Baca: MK Tolak Permintaan Putusan Sela, Pansus Hak Angket KPK Tetap Jalan
Salah satunya dalam permohonan provisi (putusan sela) yang ditolak majelis. Politikus asal Partai Persatuan Pembangunan ini berharap pemohon menerima putusan provisi dari MK. "Jangan keluar dari sini diteriakin MK-nya tidak pro dengan antikorupsi karena menolak putusan provisi," ujar Arsul.
Sebelumnya, MK menolak permohonan provisi atau putusan sela. Provisi ini terkait dengan gugatan uji materi terhadap hak angket yang tercantum dalam Undang-Undang Nomor 17 Tahun 2014 tentang MPR, DPR, DPD, dan DPRD (UU MD3). Provisi diajukan pemohon agar kerja pansus hak angket KPK dihentikan dan menunggu putusan MK. Dengan tidak adanya putusan sela, pansus hak angket KPK tetap bisa menjalankan tugasnya.
Baca: ICW Curigai Komposisi Majelis Hakim Konstitusi Pemutus Hak Angket
Hakim konstitusi Anwar Usman mengatakan proses pengambilan putusan permohonan provisi dilakukan dengan voting atau pemungutan suara. Voting dilakukan karena ada empat hakim yang menolak dan empat hakim mengabulkan. "Mufakat tidak tercapai meskipun telah dilakukan dengan sungguh-sungguh," kata Anwar dalam sidang uji materi UU MD3.

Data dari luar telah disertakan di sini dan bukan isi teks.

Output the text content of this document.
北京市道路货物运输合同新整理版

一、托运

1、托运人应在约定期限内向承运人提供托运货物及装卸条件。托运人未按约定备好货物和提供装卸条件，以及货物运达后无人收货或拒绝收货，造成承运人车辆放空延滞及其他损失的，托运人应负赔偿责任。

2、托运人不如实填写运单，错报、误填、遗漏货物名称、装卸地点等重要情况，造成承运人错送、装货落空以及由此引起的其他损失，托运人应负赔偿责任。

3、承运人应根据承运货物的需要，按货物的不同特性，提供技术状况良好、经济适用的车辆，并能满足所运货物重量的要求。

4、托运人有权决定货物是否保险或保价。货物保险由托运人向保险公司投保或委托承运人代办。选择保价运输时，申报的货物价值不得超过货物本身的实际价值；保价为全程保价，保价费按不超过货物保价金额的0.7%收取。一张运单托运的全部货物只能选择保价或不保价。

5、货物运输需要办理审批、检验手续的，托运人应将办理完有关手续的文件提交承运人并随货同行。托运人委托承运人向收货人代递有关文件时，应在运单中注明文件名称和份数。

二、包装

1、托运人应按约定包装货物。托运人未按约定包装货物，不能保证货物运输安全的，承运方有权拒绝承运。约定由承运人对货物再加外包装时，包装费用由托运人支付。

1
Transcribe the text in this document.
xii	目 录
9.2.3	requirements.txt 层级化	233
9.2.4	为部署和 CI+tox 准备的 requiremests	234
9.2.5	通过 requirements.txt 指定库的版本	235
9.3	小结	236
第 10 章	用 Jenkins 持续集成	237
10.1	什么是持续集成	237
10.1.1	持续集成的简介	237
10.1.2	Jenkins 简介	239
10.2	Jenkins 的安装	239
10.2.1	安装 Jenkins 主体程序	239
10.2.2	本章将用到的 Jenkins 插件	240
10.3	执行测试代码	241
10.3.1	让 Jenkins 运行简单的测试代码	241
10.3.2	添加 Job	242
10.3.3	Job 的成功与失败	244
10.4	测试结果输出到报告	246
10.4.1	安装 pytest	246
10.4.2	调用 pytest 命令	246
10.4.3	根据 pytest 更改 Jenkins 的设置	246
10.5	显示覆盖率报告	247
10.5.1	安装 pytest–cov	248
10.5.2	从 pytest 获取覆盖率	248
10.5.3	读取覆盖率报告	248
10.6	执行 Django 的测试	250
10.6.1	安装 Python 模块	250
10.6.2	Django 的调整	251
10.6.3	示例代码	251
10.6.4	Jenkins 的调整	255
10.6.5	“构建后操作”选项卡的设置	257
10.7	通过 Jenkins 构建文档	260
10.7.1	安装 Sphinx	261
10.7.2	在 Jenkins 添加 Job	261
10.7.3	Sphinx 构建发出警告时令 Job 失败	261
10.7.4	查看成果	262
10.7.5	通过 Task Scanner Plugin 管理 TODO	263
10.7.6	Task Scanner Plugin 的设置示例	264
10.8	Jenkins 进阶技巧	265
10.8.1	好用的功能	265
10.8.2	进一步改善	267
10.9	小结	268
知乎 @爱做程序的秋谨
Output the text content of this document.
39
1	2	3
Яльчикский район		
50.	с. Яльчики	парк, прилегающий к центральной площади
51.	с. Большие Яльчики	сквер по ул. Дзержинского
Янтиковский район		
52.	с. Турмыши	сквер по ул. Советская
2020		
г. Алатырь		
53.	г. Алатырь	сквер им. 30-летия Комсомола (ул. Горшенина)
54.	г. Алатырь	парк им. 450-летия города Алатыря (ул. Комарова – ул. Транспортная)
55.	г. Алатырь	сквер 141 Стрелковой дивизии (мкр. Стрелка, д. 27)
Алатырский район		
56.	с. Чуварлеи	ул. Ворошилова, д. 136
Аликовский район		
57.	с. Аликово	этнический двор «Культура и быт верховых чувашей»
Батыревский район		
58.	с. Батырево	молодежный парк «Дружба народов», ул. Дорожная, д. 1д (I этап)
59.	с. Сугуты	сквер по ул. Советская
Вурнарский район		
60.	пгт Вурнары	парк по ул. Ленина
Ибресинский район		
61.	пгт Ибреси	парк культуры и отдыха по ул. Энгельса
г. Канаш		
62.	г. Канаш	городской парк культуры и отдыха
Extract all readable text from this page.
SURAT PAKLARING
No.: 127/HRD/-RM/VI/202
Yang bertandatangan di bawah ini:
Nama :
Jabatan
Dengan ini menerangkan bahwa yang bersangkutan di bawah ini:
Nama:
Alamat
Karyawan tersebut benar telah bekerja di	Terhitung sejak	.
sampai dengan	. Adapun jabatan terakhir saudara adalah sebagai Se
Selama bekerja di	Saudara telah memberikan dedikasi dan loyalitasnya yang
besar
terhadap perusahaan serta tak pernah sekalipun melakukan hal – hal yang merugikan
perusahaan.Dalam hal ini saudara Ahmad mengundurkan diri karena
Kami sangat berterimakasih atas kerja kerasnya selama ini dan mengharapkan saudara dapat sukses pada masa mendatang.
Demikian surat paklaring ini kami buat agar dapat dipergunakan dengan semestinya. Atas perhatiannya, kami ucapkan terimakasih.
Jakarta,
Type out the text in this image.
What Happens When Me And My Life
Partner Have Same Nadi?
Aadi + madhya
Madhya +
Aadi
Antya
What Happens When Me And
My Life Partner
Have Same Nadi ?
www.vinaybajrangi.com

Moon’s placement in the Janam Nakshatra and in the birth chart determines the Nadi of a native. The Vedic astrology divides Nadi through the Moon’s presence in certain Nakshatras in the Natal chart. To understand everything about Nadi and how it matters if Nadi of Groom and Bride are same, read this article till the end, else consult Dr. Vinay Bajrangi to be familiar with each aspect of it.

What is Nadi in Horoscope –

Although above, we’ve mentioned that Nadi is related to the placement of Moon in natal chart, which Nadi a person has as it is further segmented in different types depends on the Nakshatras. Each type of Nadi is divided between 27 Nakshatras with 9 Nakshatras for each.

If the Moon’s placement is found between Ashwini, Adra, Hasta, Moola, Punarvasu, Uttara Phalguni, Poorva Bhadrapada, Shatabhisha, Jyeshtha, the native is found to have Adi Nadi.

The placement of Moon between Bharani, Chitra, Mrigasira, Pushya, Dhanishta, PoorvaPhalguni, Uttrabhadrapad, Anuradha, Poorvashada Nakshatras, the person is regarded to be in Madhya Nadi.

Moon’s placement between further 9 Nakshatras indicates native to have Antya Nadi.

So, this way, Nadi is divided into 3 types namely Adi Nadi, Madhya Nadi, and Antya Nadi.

Peneliti dari Indonesia Corruption Watch, Donal Fariz, mempertanyakan permohonan provisi yang ditolak MK. Menurut dia, semestinya hakim konstitusi yang hadir dalam rapat permusyawaratan hakim jumlahnya ganjil, bukan genap. "Putusan provisi mengeliminasi empat hakim yang juga punya suara," ujar Donal. ICW merupakan salah satu pemohon dalam uji materi UU MD3 tentang hak angket.